3 glasses green lentils, bacon, onion, garlic, carrot, celery, fennel, chard, red wine vinegar
I put 3 glasses of lentil in a pot with the scraps (ie, the leafy bits) of a fennel bulb and a teeny bunch of celery* and added 1 liter or so of boiling water and two packets of Goya Sazon powder. In the future, I'd add some bullion as well, or at least some salt.
As those cooked, I fried half a pound of bacon in two different pans over medium low heat. When it was done, I placed it on paper towels, and poured the grease into one pan.
I finely diced the fennel, two onions, and chard stems and put them in the pan I'd poured the grease out of, adding a little bit of grease from the other pan. I let that cook over medium heat until softened but still firm. Meanwhile, I chopped the celery and (peeled) carrot quite fine and put them aside.
At this point, my lentil were done, so I drained them, discarded the scraps, and put them in a big bowl. I added the sautéed onion, fennel and chard stems. In the less greasy pan, I cooked the celery and carrot for a couple minutes, until slightly mellowed but still crunchy, and added them to the bowl.

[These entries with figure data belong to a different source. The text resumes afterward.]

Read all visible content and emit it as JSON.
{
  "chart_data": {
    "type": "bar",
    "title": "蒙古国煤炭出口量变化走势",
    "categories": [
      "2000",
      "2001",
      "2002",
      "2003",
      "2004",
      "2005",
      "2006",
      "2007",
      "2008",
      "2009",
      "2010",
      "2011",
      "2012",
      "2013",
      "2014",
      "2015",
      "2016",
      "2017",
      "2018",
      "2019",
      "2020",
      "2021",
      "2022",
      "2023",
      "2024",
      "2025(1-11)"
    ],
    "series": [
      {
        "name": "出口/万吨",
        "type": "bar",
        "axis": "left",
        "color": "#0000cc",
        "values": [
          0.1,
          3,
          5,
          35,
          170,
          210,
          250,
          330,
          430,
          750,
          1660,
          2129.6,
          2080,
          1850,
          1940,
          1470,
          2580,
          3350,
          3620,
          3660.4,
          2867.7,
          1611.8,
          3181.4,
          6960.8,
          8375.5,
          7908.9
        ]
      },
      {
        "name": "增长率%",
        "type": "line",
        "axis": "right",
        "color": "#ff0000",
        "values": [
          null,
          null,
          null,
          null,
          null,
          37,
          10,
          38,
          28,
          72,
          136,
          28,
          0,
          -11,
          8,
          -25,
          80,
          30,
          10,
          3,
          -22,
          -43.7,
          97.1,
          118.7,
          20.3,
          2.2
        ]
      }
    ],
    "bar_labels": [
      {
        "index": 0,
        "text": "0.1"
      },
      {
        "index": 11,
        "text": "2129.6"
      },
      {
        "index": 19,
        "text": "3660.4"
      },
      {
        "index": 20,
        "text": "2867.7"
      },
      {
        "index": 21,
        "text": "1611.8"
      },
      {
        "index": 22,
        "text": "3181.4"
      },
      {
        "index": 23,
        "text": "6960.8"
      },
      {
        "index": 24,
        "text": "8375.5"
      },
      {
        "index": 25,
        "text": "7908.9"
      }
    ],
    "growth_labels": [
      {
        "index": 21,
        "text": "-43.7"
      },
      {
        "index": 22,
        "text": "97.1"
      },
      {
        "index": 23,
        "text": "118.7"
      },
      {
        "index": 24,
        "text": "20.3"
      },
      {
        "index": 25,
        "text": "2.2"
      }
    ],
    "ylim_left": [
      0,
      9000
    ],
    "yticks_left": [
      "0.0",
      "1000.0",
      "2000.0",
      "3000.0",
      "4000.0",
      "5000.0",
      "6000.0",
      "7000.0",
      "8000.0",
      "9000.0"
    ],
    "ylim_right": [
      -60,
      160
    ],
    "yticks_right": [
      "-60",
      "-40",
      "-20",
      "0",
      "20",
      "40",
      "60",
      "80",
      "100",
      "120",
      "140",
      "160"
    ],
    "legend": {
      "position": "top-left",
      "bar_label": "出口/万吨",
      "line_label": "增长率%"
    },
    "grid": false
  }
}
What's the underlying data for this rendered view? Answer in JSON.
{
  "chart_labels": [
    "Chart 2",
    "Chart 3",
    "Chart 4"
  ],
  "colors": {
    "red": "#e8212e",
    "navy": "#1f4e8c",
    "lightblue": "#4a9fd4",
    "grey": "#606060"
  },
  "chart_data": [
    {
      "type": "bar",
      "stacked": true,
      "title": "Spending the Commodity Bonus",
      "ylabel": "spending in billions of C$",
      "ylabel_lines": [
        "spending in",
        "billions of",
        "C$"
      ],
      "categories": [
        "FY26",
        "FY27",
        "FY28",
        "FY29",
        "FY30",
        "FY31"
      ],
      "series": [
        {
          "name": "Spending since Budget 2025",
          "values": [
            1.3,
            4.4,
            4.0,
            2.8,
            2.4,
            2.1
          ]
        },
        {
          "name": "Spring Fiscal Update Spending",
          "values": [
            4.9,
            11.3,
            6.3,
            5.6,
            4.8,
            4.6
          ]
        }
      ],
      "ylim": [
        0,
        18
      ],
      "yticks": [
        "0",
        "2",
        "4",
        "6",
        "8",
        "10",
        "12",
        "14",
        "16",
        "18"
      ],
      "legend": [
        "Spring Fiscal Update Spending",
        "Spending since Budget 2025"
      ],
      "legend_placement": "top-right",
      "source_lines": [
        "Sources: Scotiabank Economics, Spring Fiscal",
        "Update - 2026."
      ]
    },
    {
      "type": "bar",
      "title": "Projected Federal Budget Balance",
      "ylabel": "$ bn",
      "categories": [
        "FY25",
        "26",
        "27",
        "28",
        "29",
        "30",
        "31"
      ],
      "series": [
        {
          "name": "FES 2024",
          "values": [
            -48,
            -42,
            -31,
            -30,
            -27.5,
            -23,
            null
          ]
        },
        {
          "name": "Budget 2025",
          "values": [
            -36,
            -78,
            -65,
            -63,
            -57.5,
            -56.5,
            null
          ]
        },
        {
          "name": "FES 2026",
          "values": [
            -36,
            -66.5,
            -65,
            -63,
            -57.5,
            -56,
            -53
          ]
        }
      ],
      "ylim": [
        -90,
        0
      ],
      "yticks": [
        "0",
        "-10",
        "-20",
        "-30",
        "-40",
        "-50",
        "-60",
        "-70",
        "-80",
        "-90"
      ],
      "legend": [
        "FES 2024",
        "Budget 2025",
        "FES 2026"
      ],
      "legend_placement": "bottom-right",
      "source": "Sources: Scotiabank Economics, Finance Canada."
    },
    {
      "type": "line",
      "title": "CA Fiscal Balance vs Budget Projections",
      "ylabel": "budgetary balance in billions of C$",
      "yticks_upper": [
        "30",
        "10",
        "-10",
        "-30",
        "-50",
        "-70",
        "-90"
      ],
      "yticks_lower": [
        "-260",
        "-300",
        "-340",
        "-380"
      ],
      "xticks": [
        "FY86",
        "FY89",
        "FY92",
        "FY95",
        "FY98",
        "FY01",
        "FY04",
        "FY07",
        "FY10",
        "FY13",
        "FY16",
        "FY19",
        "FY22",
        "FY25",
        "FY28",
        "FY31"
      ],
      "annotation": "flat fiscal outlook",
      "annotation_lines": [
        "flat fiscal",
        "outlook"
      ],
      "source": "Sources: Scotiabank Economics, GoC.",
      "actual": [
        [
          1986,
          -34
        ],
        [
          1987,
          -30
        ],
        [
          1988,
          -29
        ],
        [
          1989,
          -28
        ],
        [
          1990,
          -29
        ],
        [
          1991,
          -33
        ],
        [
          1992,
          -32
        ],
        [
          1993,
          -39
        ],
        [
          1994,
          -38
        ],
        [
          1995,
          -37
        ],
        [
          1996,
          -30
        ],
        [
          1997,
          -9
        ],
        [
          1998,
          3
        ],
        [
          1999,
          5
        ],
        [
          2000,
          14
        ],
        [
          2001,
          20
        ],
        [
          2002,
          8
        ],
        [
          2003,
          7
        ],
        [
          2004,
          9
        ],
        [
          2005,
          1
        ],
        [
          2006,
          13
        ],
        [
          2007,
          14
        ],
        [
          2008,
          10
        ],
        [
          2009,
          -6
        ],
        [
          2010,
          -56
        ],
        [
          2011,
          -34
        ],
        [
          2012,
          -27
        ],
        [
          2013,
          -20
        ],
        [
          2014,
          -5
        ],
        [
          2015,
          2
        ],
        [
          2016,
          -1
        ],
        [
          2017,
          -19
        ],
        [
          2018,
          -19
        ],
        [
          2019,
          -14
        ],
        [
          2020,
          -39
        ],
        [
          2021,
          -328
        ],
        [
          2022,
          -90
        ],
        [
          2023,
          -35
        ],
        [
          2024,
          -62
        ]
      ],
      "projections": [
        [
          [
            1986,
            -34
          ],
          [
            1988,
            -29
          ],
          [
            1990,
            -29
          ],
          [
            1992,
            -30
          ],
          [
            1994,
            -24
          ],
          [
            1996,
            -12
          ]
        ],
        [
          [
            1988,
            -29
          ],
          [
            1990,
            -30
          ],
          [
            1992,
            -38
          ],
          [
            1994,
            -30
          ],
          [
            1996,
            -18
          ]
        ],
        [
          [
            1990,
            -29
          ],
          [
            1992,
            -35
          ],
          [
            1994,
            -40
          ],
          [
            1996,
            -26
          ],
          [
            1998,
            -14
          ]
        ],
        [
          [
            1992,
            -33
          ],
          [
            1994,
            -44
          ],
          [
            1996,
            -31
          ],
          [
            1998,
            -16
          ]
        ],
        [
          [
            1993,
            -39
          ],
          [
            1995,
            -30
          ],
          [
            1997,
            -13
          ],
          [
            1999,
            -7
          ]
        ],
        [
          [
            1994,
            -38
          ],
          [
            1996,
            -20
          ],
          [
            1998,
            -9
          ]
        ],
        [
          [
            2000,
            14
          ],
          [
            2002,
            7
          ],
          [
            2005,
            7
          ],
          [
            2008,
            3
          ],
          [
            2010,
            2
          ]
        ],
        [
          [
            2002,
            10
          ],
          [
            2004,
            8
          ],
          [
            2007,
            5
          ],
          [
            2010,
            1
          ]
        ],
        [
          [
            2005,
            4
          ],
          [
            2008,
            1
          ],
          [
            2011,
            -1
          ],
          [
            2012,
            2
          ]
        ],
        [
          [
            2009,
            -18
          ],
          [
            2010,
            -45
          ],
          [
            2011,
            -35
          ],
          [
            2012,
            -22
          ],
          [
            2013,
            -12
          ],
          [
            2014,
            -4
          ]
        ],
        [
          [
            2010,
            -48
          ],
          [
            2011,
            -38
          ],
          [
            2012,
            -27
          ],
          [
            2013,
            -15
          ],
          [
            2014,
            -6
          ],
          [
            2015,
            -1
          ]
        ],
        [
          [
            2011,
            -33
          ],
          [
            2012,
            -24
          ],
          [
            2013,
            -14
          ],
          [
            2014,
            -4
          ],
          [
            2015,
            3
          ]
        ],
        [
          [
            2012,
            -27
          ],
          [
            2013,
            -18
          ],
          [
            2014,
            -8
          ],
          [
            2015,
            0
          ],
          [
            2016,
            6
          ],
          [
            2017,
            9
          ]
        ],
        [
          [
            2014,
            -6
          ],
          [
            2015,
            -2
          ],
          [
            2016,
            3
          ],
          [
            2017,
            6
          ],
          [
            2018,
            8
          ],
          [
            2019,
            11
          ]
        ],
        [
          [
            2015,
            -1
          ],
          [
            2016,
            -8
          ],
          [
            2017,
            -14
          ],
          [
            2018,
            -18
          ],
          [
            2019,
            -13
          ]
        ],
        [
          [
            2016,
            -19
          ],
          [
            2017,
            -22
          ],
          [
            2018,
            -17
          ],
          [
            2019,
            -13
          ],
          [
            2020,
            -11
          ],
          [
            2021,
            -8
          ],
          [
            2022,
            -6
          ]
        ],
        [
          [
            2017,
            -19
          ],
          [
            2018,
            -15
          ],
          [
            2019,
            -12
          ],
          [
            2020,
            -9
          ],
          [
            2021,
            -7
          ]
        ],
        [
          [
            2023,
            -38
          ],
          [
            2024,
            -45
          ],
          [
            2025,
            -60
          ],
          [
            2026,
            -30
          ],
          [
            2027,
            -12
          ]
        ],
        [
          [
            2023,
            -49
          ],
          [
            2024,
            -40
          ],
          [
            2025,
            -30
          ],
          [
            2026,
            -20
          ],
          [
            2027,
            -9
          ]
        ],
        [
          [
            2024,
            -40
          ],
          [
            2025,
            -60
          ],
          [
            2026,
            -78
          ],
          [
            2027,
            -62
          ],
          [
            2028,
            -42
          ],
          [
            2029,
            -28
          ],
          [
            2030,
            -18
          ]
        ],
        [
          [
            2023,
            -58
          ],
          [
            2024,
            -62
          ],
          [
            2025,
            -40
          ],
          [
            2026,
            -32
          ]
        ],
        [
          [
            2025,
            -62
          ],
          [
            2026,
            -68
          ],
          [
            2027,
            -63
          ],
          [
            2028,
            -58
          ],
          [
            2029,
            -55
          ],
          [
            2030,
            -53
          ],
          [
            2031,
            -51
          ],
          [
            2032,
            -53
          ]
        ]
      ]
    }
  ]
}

I chopped the chard leaves into strips then chunks of strips and put them in the pan, drizzling plenty of red wine vinegar over them. I pressed in 4 cloves of garlic and cooked over low heat, stirring. When the garlic had lost its bite and the chard was wilted and well infused with garlic and vinegar flavor (2-3 minutes), I added it to the bowl. Then I crumbled the bacon in and stirred everything.
I tried to make a dressing with mustard, bacon grease, salt, pepper and olive oil, but it wasn't very good so I trashed it. Instead, I added plenty of salt and pepper to the bowl and more red wine vinegar and served it. And it was pretty dang good, if I do say so myself. I think having the chard leaves be the primary dressing vehicle, as it were, kept the flavors of the other ingredients from being overpowered. The texture was nice, crispety and crunchety - important, I think, with lentils, which can very easily be sort of chalky. Overall, definitely a success!
*Turks don't seem to recognize celery stalks as food. You can buy celery root, but the stalks are hard to find, and usually scrawny, pathetic little things thinner than a drinking straw.